Bank lending to small- and medium-sized enterprises will increase by 15% this year, chancellor George Osborne has announced.
The news comes as the culmination of weeks of behind-the-scenes negotiations between the government and the banks.
Shadow chancellor Ed Balls said the talks had come up with "precious little" and called the outcome "pitiful".
Under the terms of the deal agreed with HSBC, Lloyds, RBS and Barclays, lending to SMEs will increase from £69 billion to £79 billion.
They will provide £1.2 billion of funding for the regional growth fund and an extra £200 million to help finance the Big Society bank.
On bonuses, the executives of RBS and Lloyds will be forced to accept payments in shares and will have to wait until 2013 to convert them into cash.

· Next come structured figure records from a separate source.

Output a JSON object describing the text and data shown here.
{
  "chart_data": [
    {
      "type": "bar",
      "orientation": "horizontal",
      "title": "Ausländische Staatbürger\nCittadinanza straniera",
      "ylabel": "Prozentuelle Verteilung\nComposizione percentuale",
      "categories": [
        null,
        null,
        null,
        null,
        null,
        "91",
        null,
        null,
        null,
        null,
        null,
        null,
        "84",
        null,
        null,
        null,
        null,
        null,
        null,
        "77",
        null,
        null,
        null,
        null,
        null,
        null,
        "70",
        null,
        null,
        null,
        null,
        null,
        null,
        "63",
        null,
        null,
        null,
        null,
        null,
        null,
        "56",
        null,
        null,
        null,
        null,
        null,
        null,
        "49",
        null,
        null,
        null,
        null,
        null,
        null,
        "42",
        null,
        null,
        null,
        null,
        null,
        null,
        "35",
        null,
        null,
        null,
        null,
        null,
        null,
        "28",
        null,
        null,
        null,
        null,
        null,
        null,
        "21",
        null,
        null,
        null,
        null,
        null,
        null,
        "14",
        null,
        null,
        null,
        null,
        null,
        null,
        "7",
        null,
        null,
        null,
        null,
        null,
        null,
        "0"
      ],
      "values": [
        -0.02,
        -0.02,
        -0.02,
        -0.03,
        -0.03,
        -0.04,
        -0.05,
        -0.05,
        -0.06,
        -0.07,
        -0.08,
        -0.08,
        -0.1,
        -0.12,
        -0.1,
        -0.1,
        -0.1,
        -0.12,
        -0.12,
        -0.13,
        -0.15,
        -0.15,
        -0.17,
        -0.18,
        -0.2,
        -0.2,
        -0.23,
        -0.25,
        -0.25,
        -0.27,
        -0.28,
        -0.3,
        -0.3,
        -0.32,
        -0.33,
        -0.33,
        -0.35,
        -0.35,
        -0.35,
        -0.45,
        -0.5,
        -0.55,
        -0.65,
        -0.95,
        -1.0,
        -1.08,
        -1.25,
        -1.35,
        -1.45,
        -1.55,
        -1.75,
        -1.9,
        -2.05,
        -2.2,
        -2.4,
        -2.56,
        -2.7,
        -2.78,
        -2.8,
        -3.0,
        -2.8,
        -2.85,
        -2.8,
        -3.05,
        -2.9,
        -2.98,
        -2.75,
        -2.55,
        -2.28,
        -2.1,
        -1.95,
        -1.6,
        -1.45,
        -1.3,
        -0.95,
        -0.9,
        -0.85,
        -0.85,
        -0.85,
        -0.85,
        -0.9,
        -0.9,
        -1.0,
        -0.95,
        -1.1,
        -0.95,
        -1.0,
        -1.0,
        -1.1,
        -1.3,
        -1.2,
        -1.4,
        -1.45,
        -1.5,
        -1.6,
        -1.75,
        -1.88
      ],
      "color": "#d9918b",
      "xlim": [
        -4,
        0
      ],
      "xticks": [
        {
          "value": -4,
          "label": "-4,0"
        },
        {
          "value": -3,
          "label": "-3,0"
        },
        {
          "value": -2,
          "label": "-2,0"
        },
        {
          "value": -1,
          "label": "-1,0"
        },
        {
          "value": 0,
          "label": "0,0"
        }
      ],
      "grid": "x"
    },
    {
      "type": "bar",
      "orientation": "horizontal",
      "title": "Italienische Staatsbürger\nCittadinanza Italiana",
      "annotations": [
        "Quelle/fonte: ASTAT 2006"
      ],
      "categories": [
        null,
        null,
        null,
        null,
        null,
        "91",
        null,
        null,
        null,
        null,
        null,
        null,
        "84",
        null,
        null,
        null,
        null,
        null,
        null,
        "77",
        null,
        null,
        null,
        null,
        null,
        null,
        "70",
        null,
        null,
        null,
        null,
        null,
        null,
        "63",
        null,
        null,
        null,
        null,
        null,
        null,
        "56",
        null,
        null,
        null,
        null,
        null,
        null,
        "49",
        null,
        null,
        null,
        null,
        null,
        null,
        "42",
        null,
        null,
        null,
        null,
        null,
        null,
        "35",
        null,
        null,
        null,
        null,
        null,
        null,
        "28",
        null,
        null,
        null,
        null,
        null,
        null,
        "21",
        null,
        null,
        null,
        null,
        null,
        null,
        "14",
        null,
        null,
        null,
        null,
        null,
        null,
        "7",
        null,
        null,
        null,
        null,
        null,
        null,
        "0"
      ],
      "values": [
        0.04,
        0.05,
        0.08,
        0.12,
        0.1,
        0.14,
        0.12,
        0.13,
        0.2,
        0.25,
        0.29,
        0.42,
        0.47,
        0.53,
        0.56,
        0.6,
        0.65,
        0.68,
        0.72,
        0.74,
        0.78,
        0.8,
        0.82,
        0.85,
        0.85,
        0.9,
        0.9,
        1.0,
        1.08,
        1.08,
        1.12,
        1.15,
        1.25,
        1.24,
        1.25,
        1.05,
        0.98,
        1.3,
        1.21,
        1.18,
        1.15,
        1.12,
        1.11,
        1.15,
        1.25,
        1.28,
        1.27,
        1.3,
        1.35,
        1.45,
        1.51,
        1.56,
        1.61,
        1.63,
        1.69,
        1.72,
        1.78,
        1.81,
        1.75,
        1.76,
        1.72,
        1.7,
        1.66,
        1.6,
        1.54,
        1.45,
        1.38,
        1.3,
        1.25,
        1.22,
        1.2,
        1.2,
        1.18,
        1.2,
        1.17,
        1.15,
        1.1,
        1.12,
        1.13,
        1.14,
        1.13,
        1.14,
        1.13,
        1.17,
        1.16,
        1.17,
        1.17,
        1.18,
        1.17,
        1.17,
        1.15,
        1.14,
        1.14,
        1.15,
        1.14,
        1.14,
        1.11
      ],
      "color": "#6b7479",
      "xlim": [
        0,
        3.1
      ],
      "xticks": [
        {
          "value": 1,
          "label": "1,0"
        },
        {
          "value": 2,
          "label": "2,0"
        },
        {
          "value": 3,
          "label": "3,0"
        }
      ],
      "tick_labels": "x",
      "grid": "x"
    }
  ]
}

Pay details of the board and the top five highest-paid executives not on the board will also be required, creating what Mr Osborne called the "toughest and most transparent pay regime of any major financial centre in the world".
He added: "Banks will lend more money, especially to small businesses, pay more taxes, pay less bonuses, be more transparent about the bonuses they do pay and make a greater contribution to our regional economy and society.
"In return let us create a banking industry that creates jobs for hundreds of thousands of our citizens. Above all, let us ensure that the economic catastrophe which befell this country will never be repeated."
Mr Balls responded by saying Project Merlin, the name for the secret talks, had turned into the "Wizard of Oz".
"For the chancellor who talked so tough in opposition and who even yesterday continued to promise much, this is a pitiful outcome and a... climbdown," he added.
The announcement comes hot on the heels of yesterday's surprise announcement from No 11 that the Treasury was raiding the City for an extra £800 million.
The phasing-in of its bank levy was abandoned after banks showed greater profitability this year, Mr Osborne said yesterday. The Treasury will receive £2.5 billion from the levy in 2011, instead of the expected £1.7 billion, as a result.
Total bonuses will be lower than last year. Mr Osborne said the City's pay packages were "completely out of kilter with what the rest of society would regard as either fair or reasonable" but later insisted that "Britain needs to move from retribution to recovery".
Full proposals for changing the system of financial services regulation will be published next week, the chancellor told MPs.
The Bank of England will be handed powers of prudential regulation, while a new authority will be created "to protect the interests of bank customers".